Più oliveti intensivi
Il futuro dell'Italia olivicola e olearia? È nell'abbinata modello intensivo e metodo bio. Serve, con urgenza, un rilancio nazionale con impianti nuovi e una maggiore densità di olivi a ettaro, scommettendo pertanto su innovazione e Pac post 2020. È quanto emerso dal convegno “L’olivicoltura biologica intensiva, un’opportunità per la competitività dell’olio extra vergine di oliva italiano”, organizzato da Cia-Agricoltori Italiani e Anabio. In Italia, va precisato, c’è solo un 1% di oliveti intensivi con più di 600 piante e un 4% di semintensivi tra 400 e 599 piante, rispetto a un significativo 42% con meno di 140 piante a ettaro
Riportiamo integralmente una nota stampa diffusa da Cia, dandone massimo rilievo in quanto è raro che una organizzazione agricola sfidi l’onda populistica degli ultimi anni, dando corda a coloro che vogliono una agricoltura involuta e contraria al progresso e alla innovazione. In olivicoltura, come uttti i lettori di Olio Officina Magazine ben sanno, c’è una tenace ostilità verso il progresso, contro il sistema di coltivazione intensivo e superintensivo degli olivi, con i drammatici risultati che conosciamo. Ecco allora il testo di un comunicato che riporta quanto emerso all’ultima edizione di sana.
Per recuperare competitività sui mercati e guadagnare sostenibilità ambientale, l’olivicoltura Made in Italy deve intraprendere al più presto la strada della modernizzazione e dell’innovazione. Investendo su un modello produttivo intensivo e tecnologico, che valorizzi al contempo il patrimonio varietale dei diversi territori e utilizzi anche il metodo biologico.
Oggi in Italia l’olivo è coltivato su un milione di ettari, conta oltre 820.000 aziende agricole e circa 5.000 frantoi. Il valore della produzione agricola è di 1,3 miliardi di euro, mentre il fatturato dell’industria olearia è di oltre 3 miliardi di euro. L’olivicoltura “bio”, in particolare, rappresenta oltre il 20% della superficie totale, con più di 222.000 ettari lavorati con il metodo biologico.
Eppure, nonostante questi numeri, il settore fatica a stare dietro a competitor con sistemi olivicoli più moderni -spiegano Cia e Anabio- che si stanno espandendo sfruttando un mercato mondiale caratterizzato da domanda crescente. È chiaro, in questo contesto, che migliorare la produttività dell’olio italiano deve diventare la priorità assoluta: ciò vuol dire investire sugli oliveti, accrescendo per esempio estensione e densità.

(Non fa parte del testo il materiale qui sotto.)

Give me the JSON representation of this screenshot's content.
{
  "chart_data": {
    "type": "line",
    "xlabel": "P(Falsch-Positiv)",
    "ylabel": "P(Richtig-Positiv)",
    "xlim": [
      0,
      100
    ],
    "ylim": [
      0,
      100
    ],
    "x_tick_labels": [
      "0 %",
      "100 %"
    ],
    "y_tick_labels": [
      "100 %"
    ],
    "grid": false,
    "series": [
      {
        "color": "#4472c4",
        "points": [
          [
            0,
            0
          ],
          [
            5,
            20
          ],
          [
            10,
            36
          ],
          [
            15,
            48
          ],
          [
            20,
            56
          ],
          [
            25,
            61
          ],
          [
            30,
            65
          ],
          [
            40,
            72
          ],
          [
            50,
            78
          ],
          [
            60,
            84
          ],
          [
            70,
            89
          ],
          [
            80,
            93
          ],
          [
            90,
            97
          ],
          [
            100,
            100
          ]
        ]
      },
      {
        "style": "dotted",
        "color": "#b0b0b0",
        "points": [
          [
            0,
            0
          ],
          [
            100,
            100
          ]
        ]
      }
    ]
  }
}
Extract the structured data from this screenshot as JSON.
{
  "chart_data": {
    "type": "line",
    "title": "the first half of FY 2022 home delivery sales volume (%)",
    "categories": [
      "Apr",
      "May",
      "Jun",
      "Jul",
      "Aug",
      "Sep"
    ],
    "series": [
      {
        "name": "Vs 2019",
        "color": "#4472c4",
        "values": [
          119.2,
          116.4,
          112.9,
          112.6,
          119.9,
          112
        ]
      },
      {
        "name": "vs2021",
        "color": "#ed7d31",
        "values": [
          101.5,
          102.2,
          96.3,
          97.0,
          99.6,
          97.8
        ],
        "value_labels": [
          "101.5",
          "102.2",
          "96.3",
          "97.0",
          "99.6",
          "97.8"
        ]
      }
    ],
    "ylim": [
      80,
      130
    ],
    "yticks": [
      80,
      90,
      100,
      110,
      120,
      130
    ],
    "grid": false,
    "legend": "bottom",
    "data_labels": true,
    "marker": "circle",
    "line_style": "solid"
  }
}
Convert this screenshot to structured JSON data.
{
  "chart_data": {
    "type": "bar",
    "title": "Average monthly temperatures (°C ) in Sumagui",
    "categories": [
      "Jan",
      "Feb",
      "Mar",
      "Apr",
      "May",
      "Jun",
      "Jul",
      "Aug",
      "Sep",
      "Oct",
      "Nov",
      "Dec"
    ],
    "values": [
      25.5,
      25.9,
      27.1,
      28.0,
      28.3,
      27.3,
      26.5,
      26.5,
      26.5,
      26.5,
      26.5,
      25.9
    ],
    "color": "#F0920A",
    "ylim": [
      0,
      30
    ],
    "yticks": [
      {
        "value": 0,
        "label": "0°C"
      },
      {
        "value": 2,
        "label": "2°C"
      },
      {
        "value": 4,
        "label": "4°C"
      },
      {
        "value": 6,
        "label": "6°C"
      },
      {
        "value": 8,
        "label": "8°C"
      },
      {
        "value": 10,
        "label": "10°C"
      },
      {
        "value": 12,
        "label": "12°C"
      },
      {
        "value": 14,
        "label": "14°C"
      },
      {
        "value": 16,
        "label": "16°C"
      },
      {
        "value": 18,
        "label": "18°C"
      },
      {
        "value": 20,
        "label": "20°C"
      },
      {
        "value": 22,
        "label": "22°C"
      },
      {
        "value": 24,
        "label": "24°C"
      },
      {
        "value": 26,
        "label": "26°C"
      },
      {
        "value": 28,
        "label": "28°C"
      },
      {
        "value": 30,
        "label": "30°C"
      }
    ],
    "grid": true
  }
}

Tuttora, infatti, l’olivicoltura nazionale è caratterizzata da basse dimensioni medie aziendali (1,3 ettari) con una superficie occupata da oliveti “adulti”: il 63% ha più di 50 anni, mentre solo 1% ha meno di 5 anni. Non solo poche piante e impianti nuovi, rimane anche la questione della bassa densità a ettaro. In Italia solo c’è solo un 1% di oliveti intensivi con più di 600 piante e un 4% di semintensivi tra 400 e 599 piante, rispetto a un significativo 42% con meno di 140 piante a ettaro.
“Per questo vogliamo proporre un modello di modernizzazione del settore che preveda soluzioni tecniche e linee di indirizzo per il rinnovo degli oliveti italiani -ha spiegato al convegno il presidente nazionale di Anabio, Federico Marchini- così da orientare gli investimenti secondo criteri di convenienza economica, sostenibilità ambientale e resilienza. Ovviamente, non si può ripetere per l’Italia un modello come quello diffuso in Spagna e, su scala minore, in Portogallo e nel Nord Africa, con aziende molto grandi, impianti estremamente meccanizzati e limitate varietà poco caratterizzate. Crediamo, però, che si possano realizzare nuovi oliveti, con il metodo biologico, ad alta densità (400-500 piante per ettaro) utilizzando l’enorme patrimonio varietale italiano fortemente legato al territorio; praticando correttamente potature, irrigazione, difesa fitosanitaria e adottando le nuove tecniche di agricoltura digitale.
In questo senso, “il Piano strategico della Pac post 2020 rappresenta l’occasione giusta -ha aggiunto Cristiano Fini della Giunta nazionale Cia- per definire un vero piano di rilancio del settore, che combini assieme politiche e azioni per rendere l’olivicoltura italiana più competitiva. Condividendo questa scelta d’innovazione tra Ministero e Regioni”.